そういう奴は陰気な扱いなわけで、僕は周囲からまぁまぁ孤立していた。話をする人はポツポツ居ても、帰りの自転車の30分、毎日夜の道路を一人でたらたら走る日々。

 

I君が入ってきてからは、ほぼ毎日のようにI君と帰っていた。I君は僕好みのイカれた野郎を見つけ出す天才で、I君の周りにはイカれたやつらばかりが集まって騒いでいた。毎日毎日、家に帰ったらすぐに忘れてしまうような低レベルな会話を交わし、ずっと笑いあっていた。くだらない話をするのが僕はとても好きだった。つらい気持ちをひとときでも忘れることができるから。

 

自転車で高校を出て僕たちの家へ向かうと、すぐに大きな川を渡らなければいけなくなる。橋から見下ろす夜の河川敷はとても静かで、自転車のチェーンの音と僕たちの笑い声がこだましていた。まるで一枚の写真に切り取ったかのように、その頃見た夜の河川敷の色彩や、空気や、さざめきを覚えている。

 

高校を卒業して、僕は受験に失敗して浪人することになった。浪人していた期間は、僕は完全に勉強に集中していたために、あんまり覚えていない。I君ともあまり連絡は取っていなかったように思う。僕は浪人で市内の国立大学に、彼は現役で同市内の私立大学に入ったことを聞いた。

 

久しぶりに連絡を取ると、彼はジャズ研に入ったという。僕は意外だった。あれだけバンドミュージックにのめり込んでいたのに。僕はジャズについて何も知らなかった。しかしながら、僕はブラックミュージックに興味を持っていて、その点ジャズに興味を抱かないわけもなかった。僕もやってみたいと彼に申し出て、早速、彼のいる大学のジャズ研に見学しに行くことにした。

 

初めて行ったジャズ研で、僕は圧倒された。楽器の技術レベルが桁違いだった。聴くに、大きい音が出ないので練習できるスペースが部室に少々あるし、毎週スタジオでセッション練習もしているという。ライブも定期的にやっていて、ジャズバーに出る時はロックバンドに課されるようなチケットノルマなどという制度は特にないそうだ。

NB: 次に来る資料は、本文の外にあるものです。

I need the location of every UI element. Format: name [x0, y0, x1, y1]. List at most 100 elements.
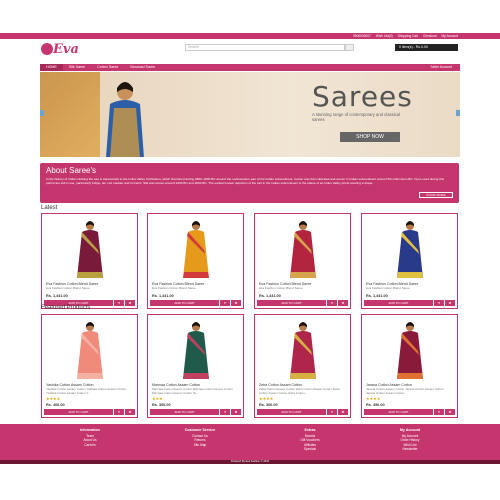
know-more-button[interactable]: KNOW MORE: [419, 192, 453, 198]
compare-icon[interactable]: ⇄: [338, 409, 348, 416]
footer-heading: Customer Service: [184, 428, 216, 432]
footer-column: My Account My Account Order History Wish Li…: [370, 428, 450, 451]
hero-subtitle: A stunning range of contemporary and cla…: [312, 112, 400, 122]
add-to-cart-button[interactable]: ADD TO CART: [150, 299, 219, 306]
nav-home[interactable]: HOME: [40, 64, 63, 71]
wishlist-icon[interactable]: ♥: [114, 409, 124, 416]
product-image[interactable]: [393, 321, 427, 379]
add-to-cart-button[interactable]: ADD TO CART: [364, 409, 433, 416]
product-image-frame[interactable]: [257, 216, 348, 280]
compare-icon[interactable]: ⇄: [338, 299, 348, 306]
wishlist-icon[interactable]: ♥: [220, 299, 230, 306]
product-image[interactable]: [73, 220, 107, 278]
add-to-cart-button[interactable]: ADD TO CART: [257, 409, 326, 416]
footer-link[interactable]: Site Map: [160, 443, 240, 447]
compare-icon[interactable]: ⇄: [445, 299, 455, 306]
wishlist-icon[interactable]: ♥: [327, 409, 337, 416]
nav-banarasi-saree[interactable]: Banarasi Saree: [124, 64, 161, 71]
logo-word: Eva: [53, 42, 79, 57]
logo-mark: [41, 43, 53, 55]
product-card[interactable]: Eva Fashion Cotton Blend Saree Eva Fashio…: [254, 213, 351, 309]
product-image[interactable]: [286, 321, 320, 379]
featured-heading: Featured Products: [41, 305, 91, 311]
wishlist-icon[interactable]: ♥: [434, 299, 444, 306]
product-price: Rs. 450.00: [366, 403, 385, 408]
shop-now-button[interactable]: SHOP NOW: [340, 132, 400, 142]
search-input[interactable]: Search: [185, 44, 345, 51]
compare-icon[interactable]: ⇄: [231, 409, 241, 416]
product-image-frame[interactable]: [364, 216, 455, 280]
hero-title: Sarees: [312, 80, 413, 113]
product-price: Rs. 1,441.00: [366, 293, 388, 298]
product-price: Rs. 400.00: [46, 403, 65, 408]
product-image[interactable]: [179, 220, 213, 278]
top-link[interactable]: Wish List(0): [376, 33, 393, 39]
model-image: [106, 82, 144, 157]
hero-banner: Sarees A stunning range of contemporary …: [40, 72, 460, 157]
footer-heading: My Account: [399, 428, 421, 432]
footer-link[interactable]: Careers: [50, 443, 130, 447]
product-image-frame[interactable]: [364, 317, 455, 381]
product-card[interactable]: Eva Fashion Cotton Blend Saree Eva Fashio…: [41, 213, 138, 309]
product-image-frame[interactable]: [257, 317, 348, 381]
product-desc: Zeba Cotton Assam Cotton Zeba Cotton Ass…: [259, 387, 340, 395]
product-image[interactable]: [286, 220, 320, 278]
footer-heading: Information: [80, 428, 100, 432]
product-price: Rs. 1,441.00: [46, 293, 68, 298]
product-card[interactable]: Jarana Cotton Assam Cotton Jarana Cotton …: [361, 314, 458, 419]
next-slide-icon[interactable]: [456, 110, 460, 116]
product-card[interactable]: Zeba Cotton Assam Cotton Zeba Cotton Assa…: [254, 314, 351, 419]
about-body: In the history of Indian clothing the sa…: [46, 177, 445, 186]
saree-drape-image: [40, 72, 100, 157]
product-price: Rs. 300.00: [259, 403, 278, 408]
wishlist-icon[interactable]: ♥: [434, 409, 444, 416]
wishlist-icon[interactable]: ♥: [327, 299, 337, 306]
prev-slide-icon[interactable]: [40, 110, 44, 116]
add-to-cart-button[interactable]: ADD TO CART: [257, 299, 326, 306]
product-desc: Jarana Cotton Assam Cotton Jarana Cotton…: [366, 387, 444, 395]
seller-account-link[interactable]: Seller Account: [430, 64, 452, 71]
product-image[interactable]: [73, 321, 107, 379]
footer-link[interactable]: Specials: [270, 447, 350, 451]
about-title: About Saree's: [46, 166, 97, 175]
footer-link[interactable]: Newsletter: [370, 447, 450, 451]
product-image-frame[interactable]: [150, 216, 241, 280]
latest-heading: Latest: [41, 205, 58, 211]
product-image-frame[interactable]: [44, 317, 135, 381]
product-card[interactable]: Eva Fashion Cotton Blend Saree Eva Fashio…: [147, 213, 244, 309]
product-image-frame[interactable]: [44, 216, 135, 280]
add-to-cart-button[interactable]: ADD TO CART: [150, 409, 219, 416]
product-card[interactable]: Eva Fashion Cotton Blend Saree Eva Fashio…: [361, 213, 458, 309]
product-image[interactable]: [179, 321, 213, 379]
compare-icon[interactable]: ⇄: [445, 409, 455, 416]
add-to-cart-button[interactable]: ADD TO CART: [44, 409, 113, 416]
top-link[interactable]: 9900000007: [353, 33, 371, 39]
nav-silk-saree[interactable]: Silk Saree: [63, 64, 91, 71]
about-section: About Saree's In the history of Indian c…: [40, 163, 459, 203]
compare-icon[interactable]: ⇄: [125, 409, 135, 416]
search-icon[interactable]: [345, 44, 354, 51]
main-nav: HOME Silk Saree Cotton Saree Banarasi Sa…: [40, 64, 460, 71]
wishlist-icon[interactable]: ♥: [220, 409, 230, 416]
logo[interactable]: Eva: [41, 41, 79, 61]
top-link[interactable]: Shopping Cart: [398, 33, 418, 39]
product-desc: Mannaa Cotton Assam Cotton Mannaa Cotton…: [152, 387, 233, 395]
wishlist-icon[interactable]: ♥: [114, 299, 124, 306]
product-desc: Yashika Cotton Assam Cotton Yashika Cott…: [46, 387, 127, 395]
add-to-cart-button[interactable]: ADD TO CART: [364, 299, 433, 306]
footer-column: Information Team About Us Careers: [50, 428, 130, 447]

僕はその場で入りたい申し出をし、結局また彼と一緒に音楽をやることになった。

 

毎週セッションする日々はとても楽しかった。アイコンタクトでアドリブを交代して行くスリルや、アドリブの中にとてもいいフレーズが弾けた瞬間や、ジャズの醍醐味に一気に虜になった。彼のドラムは高校の頃とは見違えるように優しい音を出すようになっていた。

この頃はただ音楽が楽しいだけだった。